Canonical concepts such as Romantic subjectivity, the role of the poet, and the sublime are thoroughly covered in many essays designed to place these women poets in more familiar Romantic contexts: Catherine Burroughs on Joanna Baillie and the "plain order of things," Madeline Kahn on Anne Yearsley's model of the poet, and Nanora Sweet on Felicia Hemans and Romantic beauty and sublimity are three notable examples. Other essays draw important connections and distinctions between women poets. Anne Mellor's essay, for example, on the distinction between the "female poet" and the "poetess," departs in a new direction from her previous work by examining not the differences between male and female poets, but the equally important differences among women poets of the Romantic period. A consistent thread throughout some of the essays ( i.e., Nanora Sweet's and Susan Wolfson's) connects these poets to De Staël's Corinne, an intertextual tradition that will one day hopefully yield a separate volume of essays.

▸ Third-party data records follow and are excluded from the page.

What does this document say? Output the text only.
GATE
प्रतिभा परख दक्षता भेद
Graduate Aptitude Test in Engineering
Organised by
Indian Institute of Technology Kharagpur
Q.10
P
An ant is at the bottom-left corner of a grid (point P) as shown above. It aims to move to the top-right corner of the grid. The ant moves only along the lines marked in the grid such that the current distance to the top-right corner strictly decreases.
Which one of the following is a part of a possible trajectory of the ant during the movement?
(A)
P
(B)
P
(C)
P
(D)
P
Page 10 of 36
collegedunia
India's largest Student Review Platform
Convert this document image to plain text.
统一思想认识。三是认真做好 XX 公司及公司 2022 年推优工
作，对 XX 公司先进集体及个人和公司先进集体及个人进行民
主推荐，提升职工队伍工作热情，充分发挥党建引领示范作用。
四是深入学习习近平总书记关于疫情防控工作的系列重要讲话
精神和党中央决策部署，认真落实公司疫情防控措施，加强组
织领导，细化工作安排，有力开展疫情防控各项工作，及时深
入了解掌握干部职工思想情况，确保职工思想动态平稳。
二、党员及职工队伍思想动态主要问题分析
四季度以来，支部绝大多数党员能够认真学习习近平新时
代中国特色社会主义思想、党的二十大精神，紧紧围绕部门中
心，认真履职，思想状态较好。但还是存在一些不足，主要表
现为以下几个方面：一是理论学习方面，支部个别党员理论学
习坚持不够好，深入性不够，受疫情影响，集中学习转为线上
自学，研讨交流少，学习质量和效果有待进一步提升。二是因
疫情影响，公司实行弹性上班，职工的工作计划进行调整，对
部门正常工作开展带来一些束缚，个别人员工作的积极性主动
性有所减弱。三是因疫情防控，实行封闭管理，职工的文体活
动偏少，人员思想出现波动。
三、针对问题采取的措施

Looking beyond the Romantic period, Nineteenth-Century Women Poets, edited by Isobel Armstrong, Joseph Bristow, and Cath Sharrock, sees women's poetry along a continuum that spans several "periods." This collection provides a rich variety of women poets, who range from increasingly well known ones such as Hemans, Landon, Augusta Webster, and "Michael Field," to lesser known Victorian poets such as Dora Greenwell (who wrote poetry at once passionate and religious), Emily Pfeiffer (a feminist poet who enjoyed popularity in her lifetime), Maria Jane Jewsberry (author of the exquisite Oceanides, included in part here, as in Ashfield's volume), and Janet Hamilton (a self-taught Lanarkshire poet). The poets are arranged chronologically, which aids in breaking down the boundaries between the Romantic and Victorian "periods," boundaries which typically serve the male poets they were designed to accommodate, but not female poets, who often wrote across such generational lines. Although slanted slightly toward the latter part of the century (with fewer poets represented from the Romantic period), this anthology is an excellent resource for examining the rich interconnections between nineteenth-century poets, and for examining the (often gendered) issues central to periodization. Such impressive and distinctive archives of women's writings from the Romantic period are certain to inspire even more interest in these writers and in the remarkable time in which they wrote.